AUDIENCE: You mostly see it for new systems and extensions, not for existing service changes.
PROFESSOR: Yeah.
AUDIENCE: I'm sort of interested not in comparing models to what happens in reality but what we talked about an hour ago about surveys, how stated preference surveys compared to real preference surveys, if-- has anyone done any significant research about a project that was open? What did people say before about the moment that they were going to use it? What did people then say after about what mode did I use?

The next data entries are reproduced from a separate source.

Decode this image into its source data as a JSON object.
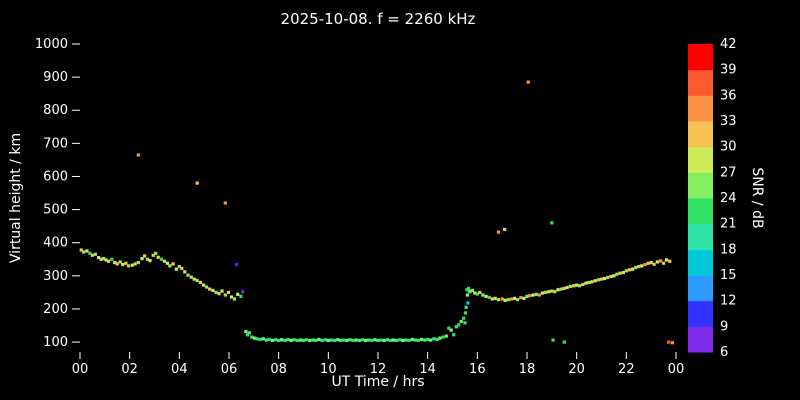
{
  "chart_data": {
    "type": "scatter",
    "title": "2025-10-08. f = 2260 kHz",
    "xlabel": "UT Time / hrs",
    "ylabel": "Virtual height / km",
    "colorbar_label": "SNR / dB",
    "background": "#000000",
    "text_color": "#ffffff",
    "xlim": [
      0,
      24
    ],
    "ylim": [
      70,
      1000
    ],
    "grid": false,
    "x_ticks": [
      {
        "value": 0,
        "label": "00"
      },
      {
        "value": 2,
        "label": "02"
      },
      {
        "value": 4,
        "label": "04"
      },
      {
        "value": 6,
        "label": "06"
      },
      {
        "value": 8,
        "label": "08"
      },
      {
        "value": 10,
        "label": "10"
      },
      {
        "value": 12,
        "label": "12"
      },
      {
        "value": 14,
        "label": "14"
      },
      {
        "value": 16,
        "label": "16"
      },
      {
        "value": 18,
        "label": "18"
      },
      {
        "value": 20,
        "label": "20"
      },
      {
        "value": 22,
        "label": "22"
      },
      {
        "value": 24,
        "label": "00"
      }
    ],
    "y_ticks": [
      100,
      200,
      300,
      400,
      500,
      600,
      700,
      800,
      900,
      1000
    ],
    "colorbar": {
      "min": 6,
      "max": 42,
      "tick_values": [
        6,
        9,
        12,
        15,
        18,
        21,
        24,
        27,
        30,
        33,
        36,
        39,
        42
      ],
      "bands": [
        {
          "min": 6,
          "max": 9,
          "color": "#7d2ae8"
        },
        {
          "min": 9,
          "max": 12,
          "color": "#3333ff"
        },
        {
          "min": 12,
          "max": 15,
          "color": "#2e9bff"
        },
        {
          "min": 15,
          "max": 18,
          "color": "#00c8d7"
        },
        {
          "min": 18,
          "max": 21,
          "color": "#2ee6a8"
        },
        {
          "min": 21,
          "max": 24,
          "color": "#33e066"
        },
        {
          "min": 24,
          "max": 27,
          "color": "#86ef5f"
        },
        {
          "min": 27,
          "max": 30,
          "color": "#cdeb57"
        },
        {
          "min": 30,
          "max": 33,
          "color": "#f6c255"
        },
        {
          "min": 33,
          "max": 36,
          "color": "#fb9246"
        },
        {
          "min": 36,
          "max": 39,
          "color": "#fc5a2e"
        },
        {
          "min": 39,
          "max": 42,
          "color": "#ff0000"
        }
      ]
    },
    "points_format": [
      "ut_hour",
      "virtual_height_km",
      "snr_db"
    ],
    "points": [
      [
        0.05,
        378,
        31
      ],
      [
        0.15,
        372,
        25
      ],
      [
        0.28,
        375,
        28
      ],
      [
        0.4,
        368,
        22
      ],
      [
        0.5,
        362,
        31
      ],
      [
        0.62,
        365,
        25
      ],
      [
        0.75,
        355,
        28
      ],
      [
        0.85,
        350,
        31
      ],
      [
        0.95,
        352,
        25
      ],
      [
        1.05,
        348,
        28
      ],
      [
        1.15,
        344,
        31
      ],
      [
        1.28,
        350,
        22
      ],
      [
        1.4,
        340,
        28
      ],
      [
        1.5,
        336,
        31
      ],
      [
        1.62,
        342,
        25
      ],
      [
        1.72,
        334,
        28
      ],
      [
        1.85,
        338,
        31
      ],
      [
        1.95,
        330,
        25
      ],
      [
        2.1,
        332,
        28
      ],
      [
        2.22,
        336,
        31
      ],
      [
        2.35,
        340,
        25
      ],
      [
        2.5,
        352,
        28
      ],
      [
        2.6,
        360,
        31
      ],
      [
        2.72,
        350,
        25
      ],
      [
        2.82,
        346,
        28
      ],
      [
        2.95,
        362,
        31
      ],
      [
        3.05,
        368,
        25
      ],
      [
        3.15,
        356,
        28
      ],
      [
        3.28,
        350,
        22
      ],
      [
        3.4,
        344,
        31
      ],
      [
        3.52,
        338,
        28
      ],
      [
        3.62,
        330,
        25
      ],
      [
        3.75,
        336,
        31
      ],
      [
        3.88,
        320,
        28
      ],
      [
        4.0,
        328,
        25
      ],
      [
        4.1,
        322,
        31
      ],
      [
        4.22,
        312,
        28
      ],
      [
        4.35,
        302,
        25
      ],
      [
        4.48,
        296,
        31
      ],
      [
        4.6,
        290,
        28
      ],
      [
        4.72,
        286,
        25
      ],
      [
        4.85,
        280,
        31
      ],
      [
        4.98,
        272,
        28
      ],
      [
        5.1,
        266,
        25
      ],
      [
        5.22,
        260,
        31
      ],
      [
        5.35,
        256,
        28
      ],
      [
        5.48,
        250,
        25
      ],
      [
        5.6,
        246,
        31
      ],
      [
        5.72,
        254,
        28
      ],
      [
        5.85,
        242,
        25
      ],
      [
        5.98,
        250,
        31
      ],
      [
        6.1,
        236,
        28
      ],
      [
        6.22,
        230,
        25
      ],
      [
        6.35,
        244,
        28
      ],
      [
        6.48,
        238,
        22
      ],
      [
        6.3,
        334,
        10
      ],
      [
        6.55,
        252,
        7
      ],
      [
        2.35,
        665,
        34
      ],
      [
        4.72,
        580,
        31
      ],
      [
        5.85,
        520,
        34
      ],
      [
        6.68,
        132,
        25
      ],
      [
        6.75,
        122,
        22
      ],
      [
        6.82,
        128,
        19
      ],
      [
        6.92,
        115,
        22
      ],
      [
        7.02,
        112,
        25
      ],
      [
        7.12,
        110,
        19
      ],
      [
        7.25,
        108,
        22
      ],
      [
        7.38,
        110,
        25
      ],
      [
        7.5,
        106,
        19
      ],
      [
        7.62,
        108,
        22
      ],
      [
        7.75,
        105,
        25
      ],
      [
        7.88,
        107,
        19
      ],
      [
        8.0,
        105,
        22
      ],
      [
        8.12,
        107,
        25
      ],
      [
        8.25,
        105,
        19
      ],
      [
        8.38,
        108,
        22
      ],
      [
        8.5,
        105,
        25
      ],
      [
        8.62,
        107,
        19
      ],
      [
        8.75,
        105,
        22
      ],
      [
        8.88,
        106,
        25
      ],
      [
        9.0,
        105,
        19
      ],
      [
        9.12,
        107,
        22
      ],
      [
        9.25,
        105,
        25
      ],
      [
        9.38,
        106,
        19
      ],
      [
        9.5,
        105,
        22
      ],
      [
        9.62,
        108,
        25
      ],
      [
        9.75,
        105,
        19
      ],
      [
        9.88,
        107,
        22
      ],
      [
        10.0,
        105,
        25
      ],
      [
        10.12,
        106,
        19
      ],
      [
        10.25,
        105,
        22
      ],
      [
        10.38,
        107,
        25
      ],
      [
        10.5,
        105,
        19
      ],
      [
        10.62,
        106,
        22
      ],
      [
        10.75,
        105,
        25
      ],
      [
        10.88,
        107,
        19
      ],
      [
        11.0,
        105,
        22
      ],
      [
        11.12,
        106,
        25
      ],
      [
        11.25,
        105,
        19
      ],
      [
        11.38,
        107,
        22
      ],
      [
        11.5,
        105,
        25
      ],
      [
        11.62,
        106,
        19
      ],
      [
        11.75,
        105,
        22
      ],
      [
        11.88,
        107,
        25
      ],
      [
        12.0,
        105,
        19
      ],
      [
        12.12,
        106,
        22
      ],
      [
        12.25,
        105,
        25
      ],
      [
        12.38,
        107,
        19
      ],
      [
        12.5,
        105,
        22
      ],
      [
        12.62,
        106,
        25
      ],
      [
        12.75,
        105,
        19
      ],
      [
        12.88,
        107,
        22
      ],
      [
        13.0,
        105,
        25
      ],
      [
        13.12,
        106,
        19
      ],
      [
        13.25,
        105,
        22
      ],
      [
        13.38,
        108,
        25
      ],
      [
        13.5,
        106,
        19
      ],
      [
        13.62,
        105,
        22
      ],
      [
        13.75,
        108,
        25
      ],
      [
        13.88,
        106,
        19
      ],
      [
        14.0,
        108,
        22
      ],
      [
        14.12,
        106,
        25
      ],
      [
        14.25,
        110,
        19
      ],
      [
        14.38,
        108,
        22
      ],
      [
        14.5,
        112,
        25
      ],
      [
        14.62,
        115,
        22
      ],
      [
        14.75,
        118,
        25
      ],
      [
        14.85,
        142,
        22
      ],
      [
        14.95,
        136,
        25
      ],
      [
        15.05,
        122,
        22
      ],
      [
        15.15,
        146,
        19
      ],
      [
        15.25,
        152,
        22
      ],
      [
        15.35,
        162,
        25
      ],
      [
        15.45,
        172,
        22
      ],
      [
        15.5,
        158,
        19
      ],
      [
        15.52,
        188,
        22
      ],
      [
        15.55,
        205,
        19
      ],
      [
        15.58,
        258,
        22
      ],
      [
        15.6,
        242,
        25
      ],
      [
        15.62,
        218,
        16
      ],
      [
        15.65,
        262,
        22
      ],
      [
        15.7,
        252,
        25
      ],
      [
        15.8,
        256,
        25
      ],
      [
        15.9,
        248,
        28
      ],
      [
        16.0,
        245,
        22
      ],
      [
        16.1,
        250,
        31
      ],
      [
        16.22,
        242,
        25
      ],
      [
        16.35,
        238,
        28
      ],
      [
        16.48,
        235,
        22
      ],
      [
        16.6,
        230,
        31
      ],
      [
        16.72,
        232,
        28
      ],
      [
        16.85,
        228,
        25
      ],
      [
        17.0,
        230,
        34
      ],
      [
        17.12,
        226,
        28
      ],
      [
        17.25,
        228,
        25
      ],
      [
        17.38,
        230,
        34
      ],
      [
        17.5,
        232,
        28
      ],
      [
        17.62,
        228,
        25
      ],
      [
        17.75,
        234,
        34
      ],
      [
        17.88,
        232,
        28
      ],
      [
        18.0,
        238,
        25
      ],
      [
        18.12,
        240,
        34
      ],
      [
        18.25,
        242,
        28
      ],
      [
        18.38,
        244,
        25
      ],
      [
        18.5,
        242,
        34
      ],
      [
        18.62,
        248,
        28
      ],
      [
        18.75,
        250,
        25
      ],
      [
        18.88,
        252,
        28
      ],
      [
        19.0,
        254,
        31
      ],
      [
        19.12,
        252,
        25
      ],
      [
        19.25,
        258,
        28
      ],
      [
        19.38,
        260,
        25
      ],
      [
        19.5,
        262,
        31
      ],
      [
        19.62,
        265,
        28
      ],
      [
        19.75,
        268,
        25
      ],
      [
        19.88,
        270,
        31
      ],
      [
        20.0,
        272,
        28
      ],
      [
        20.12,
        270,
        25
      ],
      [
        20.25,
        274,
        31
      ],
      [
        20.38,
        278,
        28
      ],
      [
        20.5,
        280,
        25
      ],
      [
        20.62,
        282,
        31
      ],
      [
        20.75,
        285,
        28
      ],
      [
        20.88,
        288,
        25
      ],
      [
        21.0,
        290,
        31
      ],
      [
        21.12,
        292,
        28
      ],
      [
        21.25,
        295,
        25
      ],
      [
        21.38,
        298,
        31
      ],
      [
        21.5,
        300,
        28
      ],
      [
        21.62,
        305,
        25
      ],
      [
        21.75,
        308,
        31
      ],
      [
        21.88,
        310,
        28
      ],
      [
        22.0,
        315,
        25
      ],
      [
        22.12,
        318,
        31
      ],
      [
        22.25,
        320,
        28
      ],
      [
        22.38,
        325,
        25
      ],
      [
        22.5,
        328,
        31
      ],
      [
        22.62,
        330,
        28
      ],
      [
        22.75,
        334,
        34
      ],
      [
        22.88,
        338,
        31
      ],
      [
        23.0,
        340,
        28
      ],
      [
        23.12,
        335,
        31
      ],
      [
        23.25,
        342,
        28
      ],
      [
        23.38,
        345,
        34
      ],
      [
        23.5,
        338,
        31
      ],
      [
        23.62,
        348,
        28
      ],
      [
        23.75,
        344,
        31
      ],
      [
        16.85,
        432,
        34
      ],
      [
        17.1,
        440,
        31
      ],
      [
        18.05,
        885,
        34
      ],
      [
        19.0,
        460,
        22
      ],
      [
        19.05,
        106,
        22
      ],
      [
        19.5,
        100,
        22
      ],
      [
        23.7,
        100,
        37
      ],
      [
        23.85,
        98,
        34
      ]
    ]
  }
}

PROFESSOR: Yeah. I can't site specific results because I don't remember them. But that has been looked at. And there is research on the literature on that topic.
AUDIENCE: Isn't there generally pretty bad follow-up, though, when--
PROFESSOR: Yes.
AUDIENCE: --these demand models are done, there is very poor--
PROFESSOR: But I think generally--
AUDIENCE: They don't actually predict--
PROFESSOR: Yes, that's true. So usually once you do a study, you predict the demand. If the party goes forward, nobody bothers to compare how bad it was often, at least not formally. I'm sure people comment, gee, that was way off or that was great. But do we have sort of documented studies showing how well or how accurate were these predictions? I haven't really seen many of them.

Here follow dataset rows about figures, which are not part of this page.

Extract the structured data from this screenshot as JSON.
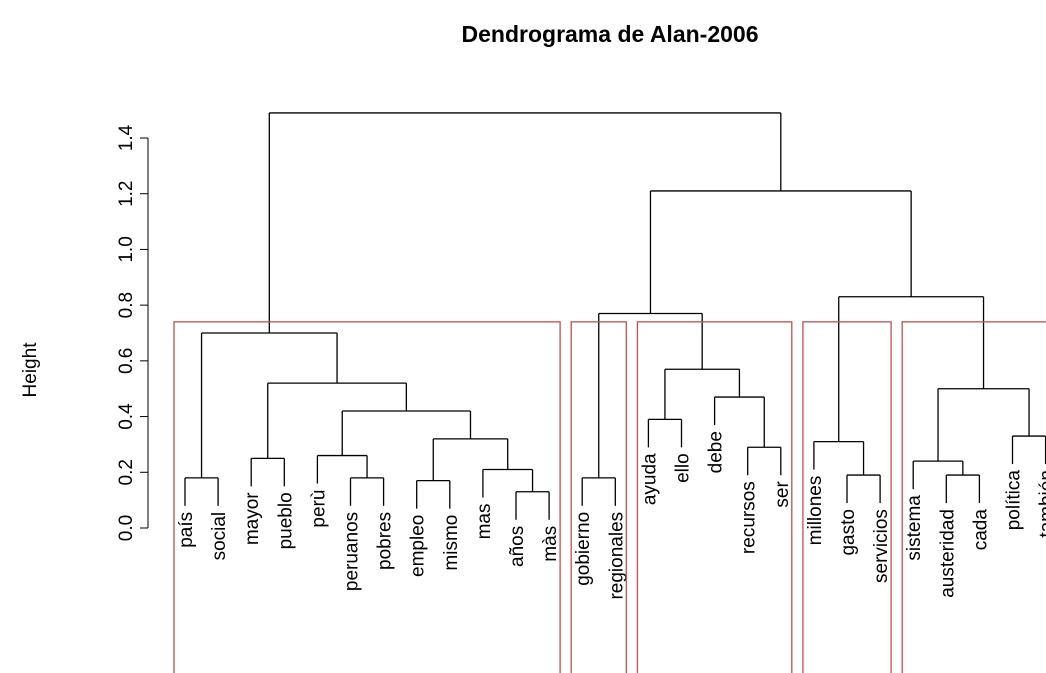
{
  "chart_data": {
    "type": "dendrogram",
    "title": "Dendrograma de Alan-2006",
    "y_label": "Height",
    "leaves": [
      "país",
      "social",
      "mayor",
      "pueblo",
      "perù",
      "peruanos",
      "pobres",
      "empleo",
      "mismo",
      "mas",
      "años",
      "màs",
      "gobierno",
      "regionales",
      "ayuda",
      "ello",
      "debe",
      "recursos",
      "ser",
      "millones",
      "gasto",
      "servicios",
      "sistema",
      "austeridad",
      "cada",
      "política",
      "también"
    ],
    "merges": [
      [
        -1,
        -2,
        0.18
      ],
      [
        -3,
        -4,
        0.25
      ],
      [
        -6,
        -7,
        0.18
      ],
      [
        -5,
        3,
        0.26
      ],
      [
        -8,
        -9,
        0.17
      ],
      [
        -11,
        -12,
        0.13
      ],
      [
        -10,
        6,
        0.21
      ],
      [
        5,
        7,
        0.32
      ],
      [
        4,
        8,
        0.42
      ],
      [
        2,
        9,
        0.52
      ],
      [
        1,
        10,
        0.7
      ],
      [
        -13,
        -14,
        0.18
      ],
      [
        -18,
        -19,
        0.29
      ],
      [
        -17,
        13,
        0.47
      ],
      [
        -15,
        -16,
        0.39
      ],
      [
        15,
        14,
        0.57
      ],
      [
        12,
        16,
        0.77
      ],
      [
        -21,
        -22,
        0.19
      ],
      [
        -20,
        18,
        0.31
      ],
      [
        -24,
        -25,
        0.19
      ],
      [
        -23,
        20,
        0.24
      ],
      [
        -26,
        -27,
        0.33
      ],
      [
        21,
        22,
        0.5
      ],
      [
        19,
        23,
        0.83
      ],
      [
        17,
        24,
        1.21
      ],
      [
        11,
        25,
        1.49
      ]
    ],
    "cut_height": 0.74,
    "clusters": [
      [
        0,
        11
      ],
      [
        12,
        13
      ],
      [
        14,
        18
      ],
      [
        19,
        21
      ],
      [
        22,
        26
      ]
    ],
    "cluster_color": "#c0504d",
    "line_color": "#000000",
    "ylim": [
      0,
      1.4
    ],
    "yticks": [
      {
        "value": 0,
        "label": "0.0"
      },
      0.2,
      0.4,
      0.6,
      0.8,
      {
        "value": 1,
        "label": "1.0"
      },
      1.2,
      1.4
    ]
  }
}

AUDIENCE: [INAUDIBLE] newspapers. And [INAUDIBLE] what we do with that? Should we require follow-up and then if--
[INTERPOSING VOICES]
--portion of the grant you got?
PROFESSOR: Yeah.
AUDIENCE: Well, and maybe it would allow us to say, OK, which models have-- where have the models worked well? Where have they not worked well?
PROFESSOR: Yeah. Yeah. Well, the idea of having a disincentive for overshooting is interesting.
AUDIENCE: The price is right. If you consistently overshoot, we'll penalize you in the future.
PROFESSOR: So that would maybe put you on a position where you want to be as accurate as possible.
AUDIENCE: But then you might be too conservative, maybe.
PROFESSOR: Yeah. It could be either way, right? You could be penalized for undershooting it.
AUDIENCE: [INAUDIBLE]
PROFESSOR: So, yeah. Any other comments or questions? All right.